Unnamed: 0,IPAddress,LoyaltyPage,ServerID,Group
7,97.6.126.6,0,3,Control
12,188.13.62.2,0,3,Control
14,234.1.239.1,0,2,Control
15,167.15.157.7,0,2,Control
16,123.12.229.8,0,1,Treatment


In [17]:
# Determine the sample sizes.
df_final['Group'].value_counts()

Control      26310
Treatment    13298
Name: Group, dtype: int64

In [20]:
# Obtain a simple random sample for control and treatment groups with n = 1565;
# Set random_stategenerator see at an arbitrary value of 42.
# Obtain a simple random sample for the control group.
control_sample = df_final[df_final['Group'] == 'Control'].sample(n=1565, random_state=42)

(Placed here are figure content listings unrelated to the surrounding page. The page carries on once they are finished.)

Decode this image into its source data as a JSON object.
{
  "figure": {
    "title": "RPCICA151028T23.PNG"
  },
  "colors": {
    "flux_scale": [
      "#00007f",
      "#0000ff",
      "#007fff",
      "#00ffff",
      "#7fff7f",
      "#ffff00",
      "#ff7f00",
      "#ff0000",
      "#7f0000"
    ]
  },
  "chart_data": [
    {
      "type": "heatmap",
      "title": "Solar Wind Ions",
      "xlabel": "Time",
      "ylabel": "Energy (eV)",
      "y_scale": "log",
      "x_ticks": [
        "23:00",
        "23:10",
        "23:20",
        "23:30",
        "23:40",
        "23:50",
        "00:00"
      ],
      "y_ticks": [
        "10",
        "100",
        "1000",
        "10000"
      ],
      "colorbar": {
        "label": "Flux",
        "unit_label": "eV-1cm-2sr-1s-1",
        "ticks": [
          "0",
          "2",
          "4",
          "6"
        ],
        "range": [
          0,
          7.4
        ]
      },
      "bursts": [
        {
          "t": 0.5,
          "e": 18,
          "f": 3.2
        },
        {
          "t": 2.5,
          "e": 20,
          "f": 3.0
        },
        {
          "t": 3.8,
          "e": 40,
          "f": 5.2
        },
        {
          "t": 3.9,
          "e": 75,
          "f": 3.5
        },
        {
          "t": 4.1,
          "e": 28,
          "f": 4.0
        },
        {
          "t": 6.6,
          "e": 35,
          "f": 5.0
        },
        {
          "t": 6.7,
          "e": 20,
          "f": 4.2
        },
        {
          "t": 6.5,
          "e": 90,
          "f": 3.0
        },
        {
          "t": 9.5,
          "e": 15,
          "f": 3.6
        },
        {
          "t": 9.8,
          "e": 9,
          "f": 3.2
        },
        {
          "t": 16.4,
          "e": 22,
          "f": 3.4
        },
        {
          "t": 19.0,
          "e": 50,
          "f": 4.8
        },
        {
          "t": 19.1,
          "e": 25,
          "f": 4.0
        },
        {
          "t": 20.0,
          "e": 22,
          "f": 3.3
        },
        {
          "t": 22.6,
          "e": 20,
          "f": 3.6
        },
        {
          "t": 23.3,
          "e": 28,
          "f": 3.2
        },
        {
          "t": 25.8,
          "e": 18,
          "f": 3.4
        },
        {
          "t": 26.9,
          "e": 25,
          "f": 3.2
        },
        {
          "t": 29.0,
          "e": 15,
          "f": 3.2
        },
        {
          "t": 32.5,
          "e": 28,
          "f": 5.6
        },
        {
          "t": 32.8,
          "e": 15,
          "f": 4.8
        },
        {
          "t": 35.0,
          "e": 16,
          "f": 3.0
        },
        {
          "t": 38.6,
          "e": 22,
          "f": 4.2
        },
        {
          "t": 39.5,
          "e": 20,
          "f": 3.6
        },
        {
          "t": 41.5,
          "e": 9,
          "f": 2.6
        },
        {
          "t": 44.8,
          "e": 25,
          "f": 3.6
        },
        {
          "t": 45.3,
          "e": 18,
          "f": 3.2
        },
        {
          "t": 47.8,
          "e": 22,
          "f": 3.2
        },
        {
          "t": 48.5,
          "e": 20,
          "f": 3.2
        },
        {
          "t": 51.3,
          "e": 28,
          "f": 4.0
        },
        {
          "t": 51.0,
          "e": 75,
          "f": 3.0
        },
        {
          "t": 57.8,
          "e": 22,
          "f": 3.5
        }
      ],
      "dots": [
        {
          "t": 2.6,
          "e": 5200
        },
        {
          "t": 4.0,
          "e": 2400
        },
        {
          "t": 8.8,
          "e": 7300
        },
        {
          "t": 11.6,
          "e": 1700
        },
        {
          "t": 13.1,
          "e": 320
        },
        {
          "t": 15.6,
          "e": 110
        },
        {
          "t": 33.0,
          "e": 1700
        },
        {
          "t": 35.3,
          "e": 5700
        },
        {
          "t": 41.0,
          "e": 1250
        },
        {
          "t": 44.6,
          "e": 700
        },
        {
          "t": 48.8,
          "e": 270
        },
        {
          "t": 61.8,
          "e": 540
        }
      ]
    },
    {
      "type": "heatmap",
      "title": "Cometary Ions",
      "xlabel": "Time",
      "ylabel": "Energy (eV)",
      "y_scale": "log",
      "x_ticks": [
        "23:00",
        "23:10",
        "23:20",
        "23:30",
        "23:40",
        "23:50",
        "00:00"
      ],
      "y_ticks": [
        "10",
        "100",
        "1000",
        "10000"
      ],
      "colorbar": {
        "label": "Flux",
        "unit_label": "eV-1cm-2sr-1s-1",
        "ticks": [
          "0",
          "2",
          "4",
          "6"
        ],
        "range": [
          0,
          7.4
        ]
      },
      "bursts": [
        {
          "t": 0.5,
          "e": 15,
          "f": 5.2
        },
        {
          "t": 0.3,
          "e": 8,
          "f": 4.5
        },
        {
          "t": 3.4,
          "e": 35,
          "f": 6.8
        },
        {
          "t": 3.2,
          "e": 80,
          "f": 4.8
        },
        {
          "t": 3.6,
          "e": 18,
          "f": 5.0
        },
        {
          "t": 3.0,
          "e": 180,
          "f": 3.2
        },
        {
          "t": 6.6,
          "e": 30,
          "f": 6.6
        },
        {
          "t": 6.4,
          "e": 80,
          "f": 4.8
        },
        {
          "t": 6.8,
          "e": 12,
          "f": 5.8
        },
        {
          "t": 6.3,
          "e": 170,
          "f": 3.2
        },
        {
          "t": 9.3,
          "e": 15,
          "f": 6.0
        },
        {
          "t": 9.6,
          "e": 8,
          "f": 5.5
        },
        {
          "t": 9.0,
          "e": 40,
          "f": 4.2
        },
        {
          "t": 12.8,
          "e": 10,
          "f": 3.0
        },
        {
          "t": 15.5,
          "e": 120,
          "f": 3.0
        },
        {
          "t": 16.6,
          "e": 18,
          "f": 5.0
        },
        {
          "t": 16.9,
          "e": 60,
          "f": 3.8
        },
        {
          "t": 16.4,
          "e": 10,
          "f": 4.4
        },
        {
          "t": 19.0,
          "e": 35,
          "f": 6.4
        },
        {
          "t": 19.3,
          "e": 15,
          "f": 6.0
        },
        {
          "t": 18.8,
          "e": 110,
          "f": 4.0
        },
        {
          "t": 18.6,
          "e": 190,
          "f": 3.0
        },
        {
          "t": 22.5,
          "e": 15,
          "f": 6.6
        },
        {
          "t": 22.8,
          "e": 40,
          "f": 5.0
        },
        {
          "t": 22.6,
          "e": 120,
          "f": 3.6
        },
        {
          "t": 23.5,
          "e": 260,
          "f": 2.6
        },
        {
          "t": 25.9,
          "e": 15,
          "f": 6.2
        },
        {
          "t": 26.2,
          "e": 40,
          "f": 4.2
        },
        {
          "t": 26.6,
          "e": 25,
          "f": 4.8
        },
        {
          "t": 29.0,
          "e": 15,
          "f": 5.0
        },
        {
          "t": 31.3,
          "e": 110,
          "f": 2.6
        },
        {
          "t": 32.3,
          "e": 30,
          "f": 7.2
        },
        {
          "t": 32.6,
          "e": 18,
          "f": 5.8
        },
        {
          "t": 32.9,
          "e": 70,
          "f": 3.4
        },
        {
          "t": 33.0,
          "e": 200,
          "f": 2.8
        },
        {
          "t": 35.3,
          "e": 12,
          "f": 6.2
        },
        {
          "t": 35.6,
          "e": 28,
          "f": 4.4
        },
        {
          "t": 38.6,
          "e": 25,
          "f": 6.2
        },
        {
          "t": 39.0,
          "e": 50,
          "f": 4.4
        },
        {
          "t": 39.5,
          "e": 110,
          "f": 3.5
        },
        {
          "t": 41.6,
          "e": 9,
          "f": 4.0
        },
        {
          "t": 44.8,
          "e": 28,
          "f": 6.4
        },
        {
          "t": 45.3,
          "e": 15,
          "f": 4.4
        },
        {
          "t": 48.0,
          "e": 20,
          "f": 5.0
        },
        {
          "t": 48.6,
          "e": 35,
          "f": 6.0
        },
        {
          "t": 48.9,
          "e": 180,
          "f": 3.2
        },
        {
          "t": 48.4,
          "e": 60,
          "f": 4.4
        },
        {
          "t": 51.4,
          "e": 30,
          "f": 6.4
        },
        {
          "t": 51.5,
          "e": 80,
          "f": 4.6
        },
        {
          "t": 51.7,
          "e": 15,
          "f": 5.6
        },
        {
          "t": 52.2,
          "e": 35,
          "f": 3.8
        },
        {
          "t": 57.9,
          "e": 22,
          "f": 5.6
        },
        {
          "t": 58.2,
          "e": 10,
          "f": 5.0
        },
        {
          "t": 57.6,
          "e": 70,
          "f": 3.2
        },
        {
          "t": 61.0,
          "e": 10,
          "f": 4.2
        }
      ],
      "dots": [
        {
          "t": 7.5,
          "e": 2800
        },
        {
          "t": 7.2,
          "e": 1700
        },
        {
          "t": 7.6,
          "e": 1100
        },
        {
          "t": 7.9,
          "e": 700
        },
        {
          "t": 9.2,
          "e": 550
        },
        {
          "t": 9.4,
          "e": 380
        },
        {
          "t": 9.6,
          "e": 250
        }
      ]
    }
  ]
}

# Obtain a simple random sample for the treatment group.
treatment_sample = df_final[df_final['Group'] == 'Treatment'].sample(n=1565, random_state=42)

In [22]:
# View the Control DataFrame.
control_sample.head()

Unnamed: 0,IPAddress,LoyaltyPage,ServerID,Group
53313,25.16.126.2,1,3,Control
52290,106.13.67.3,1,3,Control
104046,169.11.137.7,0,2,Control
171756,164.9.86.8,1,2,Control
2317,112.12.25.7,0,2,Control


In [23]:
# View the Treatment DataFrame.
treatment_sample.head()

Unnamed: 0,IPAddress,LoyaltyPage,ServerID,Group
173762,251.0.251.9,1,1,Treatment
150588,16.1.214.6,1,1,Treatment
72805,39.3.26.5,0,1,Treatment
112098,90.14.154.1,1,1,Treatment
32507,18.5.206.8,0,1,Treatment


## Perform the A/B test:

In [24]:
# Join the two samples.
ab_test = pd.concat([control_sample, treatment_sample], axis=0)
# Reset the A/B index.
ab_test.reset_index(drop=True, inplace=True)
# View the Treatment DataFrame.
ab_test

Unnamed: 0,IPAddress,LoyaltyPage,ServerID,Group
0,25.16.126.2,1,3,Control
1,106.13.67.3,1,3,Control
2,169.11.137.7,0,2,Control
3,164.9.86.8,1,2,Control
4,112.12.25.7,0,2,Control
...,...,...,...,...
3125,32.16.5.8,0,1,Treatment
3126,187.4.117.9,1,1,Treatment
3127,134.0.112.5,1,1,Treatment
3128,7.3.242.7,0,1,Treatment


In [41]:
# Calculate basic statistics. 
# Import Library.
from scipy.stats import sem
# Group the ab_test data set by Group and aghregate by LoyaltyPage.
conversion_rates = ab_test.groupby('Group')['LoyaltyPage']
# Calculate conversion rates by calculating the means of columns STD_p and SE_p.
conversion_rates = conversion_rates.agg([np.mean, np.std, sem])
# Assign names to the three columns.
conversion_rates.columns=['conversion_rate', 'std_deviation', 'std_error']
# Round the results to three decimal places.
conversion_rates.style.format('{:.3f}')

Unnamed: 0_level_0,conversion_rate,std_deviation,std_error
Group,Unnamed: 1_level_1,Unnamed: 2_level_1,Unnamed: 3_level_1
Control,0.532,0.499,0.013
Treatment,0.483,0.5,0.013


In [42]:
# Calculate the statistical significance.
# Import proportions_ztest and proportion_confint from statsmodels.
from statsmodels.stats.proportion import proportions_ztest, proportion_confint
# Create a subset of control and treatment results.
control_results = ab_test[ab_test['Group'] == 'Control']['LoyaltyPage']
treatment_results = ab_test[ab_test['Group'] == 'Treatment']['LoyaltyPage']
# Determine the count of the control_results and the treatment_results sub-datasets and store them in their respective variables.
n_con = control_results.count()
n_treat = treatment_results.count()
# Create a variable 'success' with the sum of the two data sets in a list format.
successes = [control_results.sum(), treatment_results.sum()]
# Create a variable 'nobs' wich stores values of variables n_con and n_treat in a list format.
nobs = [n_con, n_treat]
# Use the imported libraries to calculate the statistical values. 
z_stat, pval = proportions_ztest(successes, nobs=nobs)
(lower_con, lower_treat), (upper_con, upper_treat) = proportion_confint(successes,
                                                                        nobs=nobs,
                                                                        alpha=0.05)
# Print the outputs (with lead-in text).
print(f'Z test stat: {z_stat:.2f}')
print(f'P-value: {pval:.3f}')
print(f'Confidence Interval of 95% for control group: [{lower_con:.3f}, {upper_con:.3f}]')
print(f'Confidence Interval of 95% for treatment group: [{lower_treat:.3f}, {upper_treat:.3f}]')

Z test stat: 2.75
P-value: 0.006
Confidence Interval of 95% for control group: [0.508, 0.557]
Confidence Interval of 95% for treatment group: [0.458, 0.508]


## 7. Summarise results and explain your answers

The change to the homepage slightly decreased the click through to the login page. 

The `p`-value is smaller than the Alpha value of 0.05, meaning we reject the $H_0$.